Nonetheless, the change of pace is wonderful for everyone involved. It doesn’t miss me, though, the fact that this still catches the people who’ve known me longest by surprise. Not necessarily out of spite, I catch myself thinking “if you had done something about this sooner, maybe you wouldn’t feel that way.” It’s fine, but it’s also simply not. I was just a kid when the expectations began to crush me, after all.

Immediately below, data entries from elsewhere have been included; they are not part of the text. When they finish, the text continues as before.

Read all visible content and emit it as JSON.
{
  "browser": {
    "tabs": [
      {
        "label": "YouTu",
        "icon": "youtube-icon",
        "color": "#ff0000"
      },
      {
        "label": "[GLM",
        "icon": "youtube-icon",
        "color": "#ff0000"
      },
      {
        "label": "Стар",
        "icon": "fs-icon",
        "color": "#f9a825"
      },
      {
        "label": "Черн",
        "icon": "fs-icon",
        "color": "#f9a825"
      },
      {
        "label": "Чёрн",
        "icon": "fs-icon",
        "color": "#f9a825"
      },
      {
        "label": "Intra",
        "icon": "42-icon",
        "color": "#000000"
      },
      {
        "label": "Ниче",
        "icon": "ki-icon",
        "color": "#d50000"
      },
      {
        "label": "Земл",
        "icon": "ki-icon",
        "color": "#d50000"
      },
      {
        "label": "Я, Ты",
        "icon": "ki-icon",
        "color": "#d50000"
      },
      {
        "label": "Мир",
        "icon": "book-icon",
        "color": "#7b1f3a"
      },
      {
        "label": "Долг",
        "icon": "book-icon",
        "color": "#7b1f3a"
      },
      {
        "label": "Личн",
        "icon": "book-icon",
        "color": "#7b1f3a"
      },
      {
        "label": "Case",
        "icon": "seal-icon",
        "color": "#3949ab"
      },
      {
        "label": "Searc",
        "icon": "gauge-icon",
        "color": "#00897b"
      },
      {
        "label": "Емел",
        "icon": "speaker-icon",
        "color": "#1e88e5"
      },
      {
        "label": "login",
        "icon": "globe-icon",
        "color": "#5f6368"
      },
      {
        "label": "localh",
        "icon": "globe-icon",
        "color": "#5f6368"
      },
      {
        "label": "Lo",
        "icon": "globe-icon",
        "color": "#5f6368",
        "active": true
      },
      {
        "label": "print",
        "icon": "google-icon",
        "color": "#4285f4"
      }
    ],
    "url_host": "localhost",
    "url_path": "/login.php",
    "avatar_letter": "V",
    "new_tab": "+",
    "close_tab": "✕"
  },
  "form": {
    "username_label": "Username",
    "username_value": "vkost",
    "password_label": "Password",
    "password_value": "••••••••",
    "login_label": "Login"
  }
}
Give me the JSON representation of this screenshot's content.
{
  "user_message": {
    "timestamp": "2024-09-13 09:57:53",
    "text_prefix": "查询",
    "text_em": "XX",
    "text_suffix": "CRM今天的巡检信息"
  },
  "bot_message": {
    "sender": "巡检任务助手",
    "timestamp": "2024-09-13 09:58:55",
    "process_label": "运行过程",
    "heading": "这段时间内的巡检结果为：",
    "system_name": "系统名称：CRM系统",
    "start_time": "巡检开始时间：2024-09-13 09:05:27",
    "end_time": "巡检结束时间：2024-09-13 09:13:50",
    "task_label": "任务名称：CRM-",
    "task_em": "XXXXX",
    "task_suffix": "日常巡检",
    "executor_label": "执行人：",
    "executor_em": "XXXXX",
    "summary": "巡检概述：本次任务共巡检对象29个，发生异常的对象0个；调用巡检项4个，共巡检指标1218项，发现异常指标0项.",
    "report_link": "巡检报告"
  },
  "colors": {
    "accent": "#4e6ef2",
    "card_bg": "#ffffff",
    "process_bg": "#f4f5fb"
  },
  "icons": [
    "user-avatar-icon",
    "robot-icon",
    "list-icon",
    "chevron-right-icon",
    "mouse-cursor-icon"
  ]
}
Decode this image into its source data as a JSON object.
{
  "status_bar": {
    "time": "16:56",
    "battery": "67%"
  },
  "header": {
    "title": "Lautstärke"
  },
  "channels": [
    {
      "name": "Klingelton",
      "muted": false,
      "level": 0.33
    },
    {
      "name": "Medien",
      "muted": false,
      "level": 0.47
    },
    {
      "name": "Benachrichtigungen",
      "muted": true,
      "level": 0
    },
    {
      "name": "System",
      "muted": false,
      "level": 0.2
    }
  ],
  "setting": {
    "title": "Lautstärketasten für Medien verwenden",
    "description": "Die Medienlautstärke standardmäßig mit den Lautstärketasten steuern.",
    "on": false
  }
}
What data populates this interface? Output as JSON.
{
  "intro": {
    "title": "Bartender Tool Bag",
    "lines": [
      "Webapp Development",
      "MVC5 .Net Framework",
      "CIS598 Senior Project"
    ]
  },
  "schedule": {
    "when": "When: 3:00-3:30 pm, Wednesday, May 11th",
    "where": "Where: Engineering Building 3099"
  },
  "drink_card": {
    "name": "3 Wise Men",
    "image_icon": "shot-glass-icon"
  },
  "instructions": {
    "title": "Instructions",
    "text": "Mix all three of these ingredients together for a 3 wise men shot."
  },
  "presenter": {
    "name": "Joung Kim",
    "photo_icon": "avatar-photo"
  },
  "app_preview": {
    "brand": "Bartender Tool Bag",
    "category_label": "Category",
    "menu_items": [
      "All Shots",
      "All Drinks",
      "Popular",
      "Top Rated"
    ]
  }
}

Maybe it’s the trans-POV, reflecting on the second puberty aspect of maturing into a truer form, but at times it feels like my post-medicated life is something like a second childhood. Contrasted with my previous experience of desperately trying to make things work without the stimulants and with the constant fear of homelessness and resentment by my loved ones, being at home is a place where I am learning how to do simple things. I clear my cups most every day from my room at an appointed time. I have developed a calendar with dates on it. I have manifested a kink for dry erase whiteboard organizing that has become so entrenched in my day-to-day that they feel like extensions of my brain meat. I tutor a kid in English after developing lesson plans a few days ahead of time. I listen appropriately when others speak to me. The onset of a transformation comes slowly, right up until it’s there.
These changes in behaviour didn’t just occur, unlike the rampant cleanliness that characterized my early months under chemical aid. Those skills are examples of the ones that I had practiced and honed to combat my scattered nature, and their sudden efficacy was more like that time when Rock Lee dropped his weights: I was simply too fettered to be who I really was. These other things are very, very new, and deliberately cultivated. As I raise myself, I have a few parental appraisals: I am a good kid, an ardent pupil, and entirely weird.
The whiplash, though. It’s hard to explain what it’s like to finally be there for yourself, but I would like to give it a shot. I talk to myself, many times a day both externally and internally. Or at least I think it’s “me” if I were the one who gets to make all the decisions. One of the things I’ve learned though, from the “ADHD to Relative Function” pipeline experience, is that I have been terribly fragmented. There has been nothing to do about this except roll with it. The anxious attachment, the anger, and the parts that just want to sit all compete, and are easily distinguishable to me. I show up now as a mediator and caretaker, finally. In this safety I have room to write, be angry, experience losses that are well overdue.
“Where were you?” I wonder. This thing (me) walks around inside and I recognize it but can barely claim it as real. What is the relationship between this whole, accountable person I am now, and the scattered debris which represents the rest of me? Did that person walk in here and see this mess and simply start care-taking or did they sit and talk to each scattered remainder before taking charge? Probably both things, and more things in between. I can hardly accept that change sometimes, and the safety of it all is outrageous. What is being built here, and will it last? I can gnash teeth about it, and sometimes I do. I teach myself new things every day, about life and grief. How do you sit with a child and teach them about different kinds of sorrow and upset? What if you are that very child? I think we sit and talk and point it out and make it known, and so I suppose I do and will continue to do so for myself, perhaps forever. I have many years to make up for.
A short addendum: I managed to find employment down south, and so I think that this early chapter of my new life is coming to a close. This time, it feels like it’s paced appropriately, and there was never any rush. I’ll walk out this door to something new and this time it feels like it can last.